A secure new economy requires increased information sharing and reduced government regulation, according to a global director of strategic development for EDS Corp.

Speaking as part of an EDS roundtable on Internet security and privacy Tuesday, Bill Poulos stressed the importance of opening communication lines, both those that connect business to government and those that link businesses to each other.

“In order to reduce the threat of (cyber) crime, we have to share information (from) business to business,” Poulos said. “We also want to share that information with governments.”

Poulos said three barriers exist to information sharing that need to be addressed. The first is liability. Poulos said businesses are tentative about reporting attacks they suffer, as this information could later be used against them in court.

The panel, which also included Dave Woelfle, chief infrastructure architect for EDS Canada, and EDS Canada senior information assurance consultants, Neil Rerup and David Langen, said this suggests the reported US$17 billion in business losses to viruses in 1999 did not account for the cost of all cyber crime that year.

Poulos also said businesses should be able to exchange more information on security without running afoul of competition or anti-trust laws. He pointed to the Information Technology Information and Analysis Center (IT-ISAC), whose members include Cisco Systems, IBM and EDS, as an organization that needs to be freely able to share data.

The third obstacle to information sharing, Poulos said, is strict access to information law in the democratic world. He suggested businesses should be able to share sensitive information with governments and have it protected for a limited period of time.

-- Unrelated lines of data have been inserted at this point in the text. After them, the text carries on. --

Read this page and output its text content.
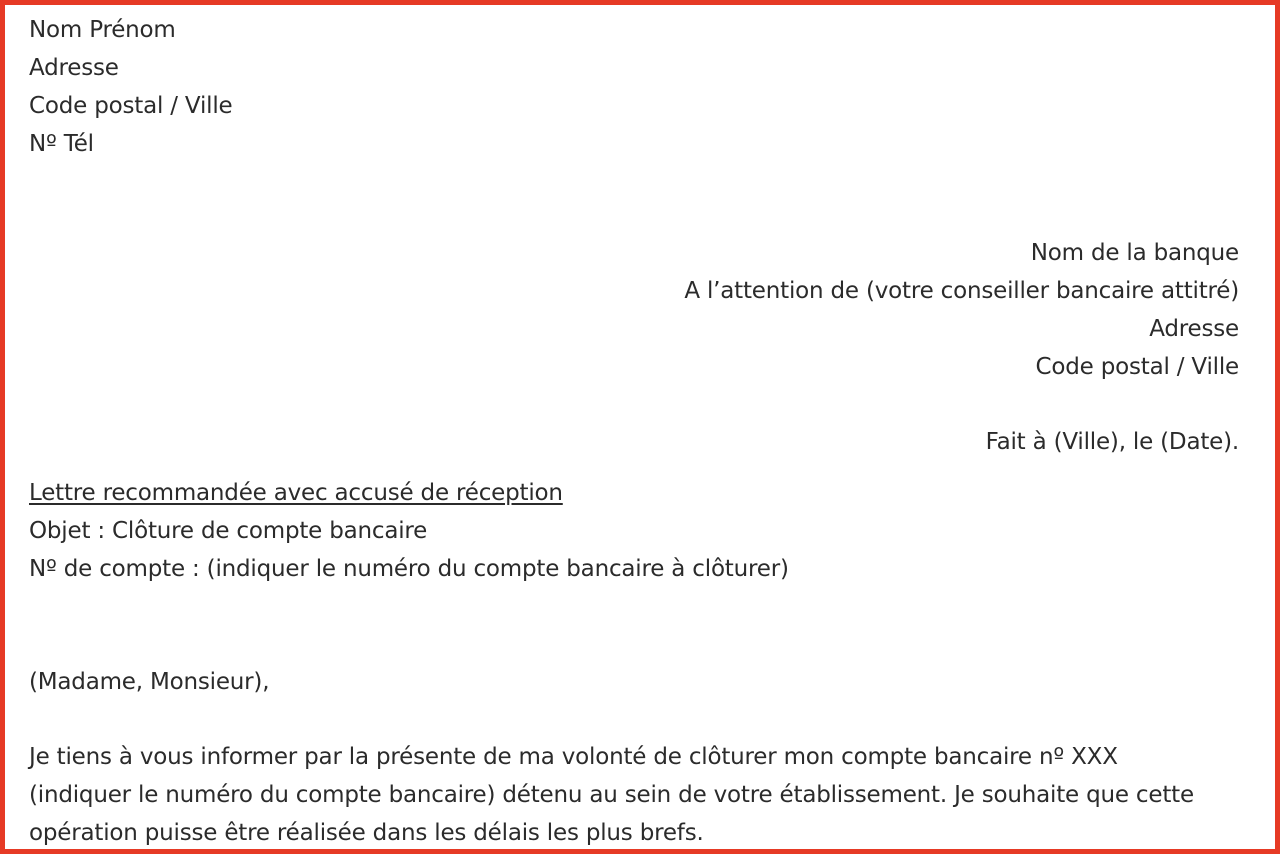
Nom Prénom
Adresse
Code postal / Ville
Nº Tél
Nom de la banque
A l’attention de (votre conseiller bancaire attitré)
Adresse
Code postal / Ville
Fait à (Ville), le (Date).
Lettre recommandée avec accusé de réception
Objet : Clôture de compte bancaire
Nº de compte : (indiquer le numéro du compte bancaire à clôturer)
(Madame, Monsieur),
Je tiens à vous informer par la présente de ma volonté de clôturer mon compte bancaire nº XXX
(indiquer le numéro du compte bancaire) détenu au sein de votre établissement. Je souhaite que cette
opération puisse être réalisée dans les délais les plus brefs.
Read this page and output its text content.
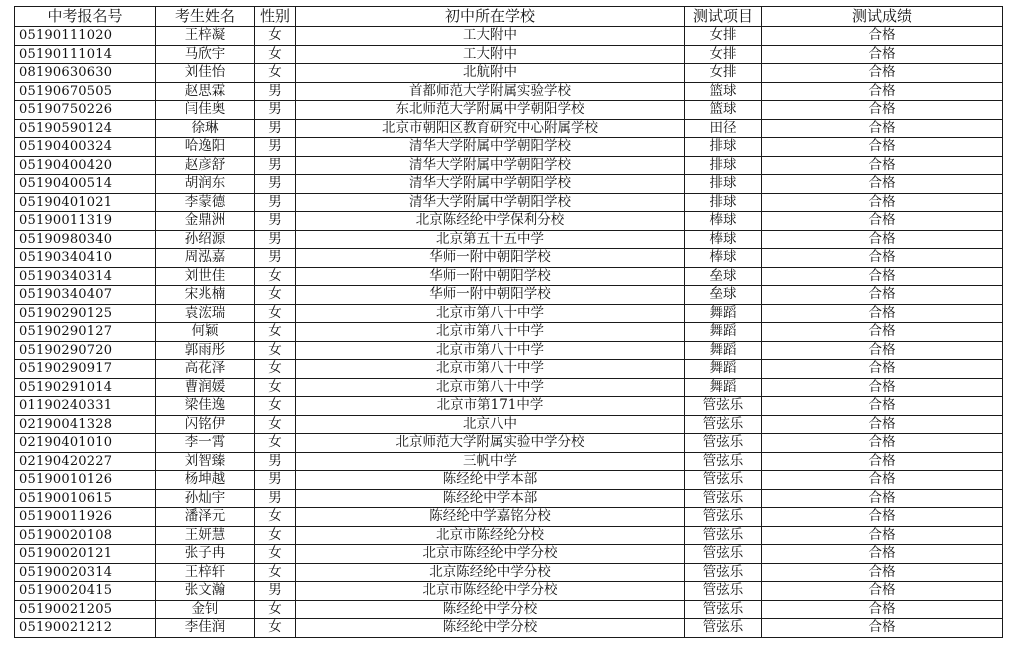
中考报名号	考生姓名	性别	初中所在学校	测试项目	测试成绩
05190111020	王梓凝	女	工大附中	女排	合格
05190111014	马欣宇	女	工大附中	女排	合格
08190630630	刘佳怡	女	北航附中	女排	合格
05190670505	赵思霖	男	首都师范大学附属实验学校	篮球	合格
05190750226	闫佳奥	男	东北师范大学附属中学朝阳学校	篮球	合格
05190590124	徐琳	男	北京市朝阳区教育研究中心附属学校	田径	合格
05190400324	哈逸阳	男	清华大学附属中学朝阳学校	排球	合格
05190400420	赵彦舒	男	清华大学附属中学朝阳学校	排球	合格
05190400514	胡润东	男	清华大学附属中学朝阳学校	排球	合格
05190401021	李蒙德	男	清华大学附属中学朝阳学校	排球	合格
05190011319	金鼎洲	男	北京陈经纶中学保利分校	棒球	合格
05190980340	孙绍源	男	北京第五十五中学	棒球	合格
05190340410	周泓嘉	男	华师一附中朝阳学校	棒球	合格
05190340314	刘世佳	女	华师一附中朝阳学校	垒球	合格
05190340407	宋兆楠	女	华师一附中朝阳学校	垒球	合格
05190290125	袁浤瑞	女	北京市第八十中学	舞蹈	合格
05190290127	何颖	女	北京市第八十中学	舞蹈	合格
05190290720	郭雨彤	女	北京市第八十中学	舞蹈	合格
05190290917	高花泽	女	北京市第八十中学	舞蹈	合格
05190291014	曹润媛	女	北京市第八十中学	舞蹈	合格
01190240331	梁佳逸	女	北京市第171中学	管弦乐	合格
02190041328	闪铭伊	女	北京八中	管弦乐	合格
02190401010	李一霄	女	北京师范大学附属实验中学分校	管弦乐	合格
02190420227	刘智臻	男	三帆中学	管弦乐	合格
05190010126	杨坤越	男	陈经纶中学本部	管弦乐	合格
05190010615	孙灿宇	男	陈经纶中学本部	管弦乐	合格
05190011926	潘泽元	女	陈经纶中学嘉铭分校	管弦乐	合格
05190020108	王妍慧	女	北京市陈经纶分校	管弦乐	合格
05190020121	张子冉	女	北京市陈经纶中学分校	管弦乐	合格
05190020314	王梓轩	女	北京陈经纶中学分校	管弦乐	合格
05190020415	张文瀚	男	北京市陈经纶中学分校	管弦乐	合格
05190021205	金钊	女	陈经纶中学分校	管弦乐	合格
05190021212	李佳润	女	陈经纶中学分校	管弦乐	合格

EDS is asking governments around the world to address the issues, but not to the extent that it would adversely affect consumers or the economy.

“What we don’t want to do is create a haven for bad actors,” Poulos said.

But David Jones of consumer advocacy group Electronic Frontier Canada said the kind of covert information exchange EDS is espousing bodes ill for the general public.

“This is big business saying they want they want to keep secrets about how bad their security and privacy protection is,” Jones said. “This is not in the interest of the consumer.”

As for the desire for unfettered exchange between businesses, Jones said businesses are not as interested in tightening security as in loosening regulation.

“Companies are being opportunistic,” Jones said. “They don’t like governments telling them what they can and can’t do.”

Speaking at the roundtable, Poulos said regulation was only one factor in the security equation. Businesses, he said, need to make security more of a priority.

“I’m not satisfied with the performance of corporate Canada and corporate America with respect to security,” he said, adding that security will not become a boardroom issue until Wall Street and analysts start asking companies about their security. “Security is a very complex issue. It’s not just putting in a firewall.”

Rerup compared a good security strategy with middle-castles surrounded by multiple forms of protection — motes, gates, armies.

“A layered approach works best,” he said.

Because EDS is a provider of security and privacy solutions, the panel admitted it had an incentive to push their importance. But Poulos said he was only echoing a commonly-held belief that businesses and consumers will engage in e-commerce if they believe it to be safe.

“Trust is the showstopper of the digital economy,” he said. “For the digital economy to succeed, businesses have to build security and privacy into their services.”

Poulos said privacy is in part determined by culture — Canadians and Europeans tend to be more weary of corporations while Americans are more skeptical of government — but that in general everyone wants their information to be protected.

He said companies have to at least comply with privacy law, and probably go further to meet the expectations of the consumer. That means simplifying privacy policies, which Jones said often bury clauses that permit information trafficking in a large amount of type.

The panel hinted at growing importance of privacy with coming advancements in genomics and wireless technology. Woelfle said the cell phone raises privacy considerations because it becomes a broadcasting device that tracks not only what a user is saying but where, geographically, that user is.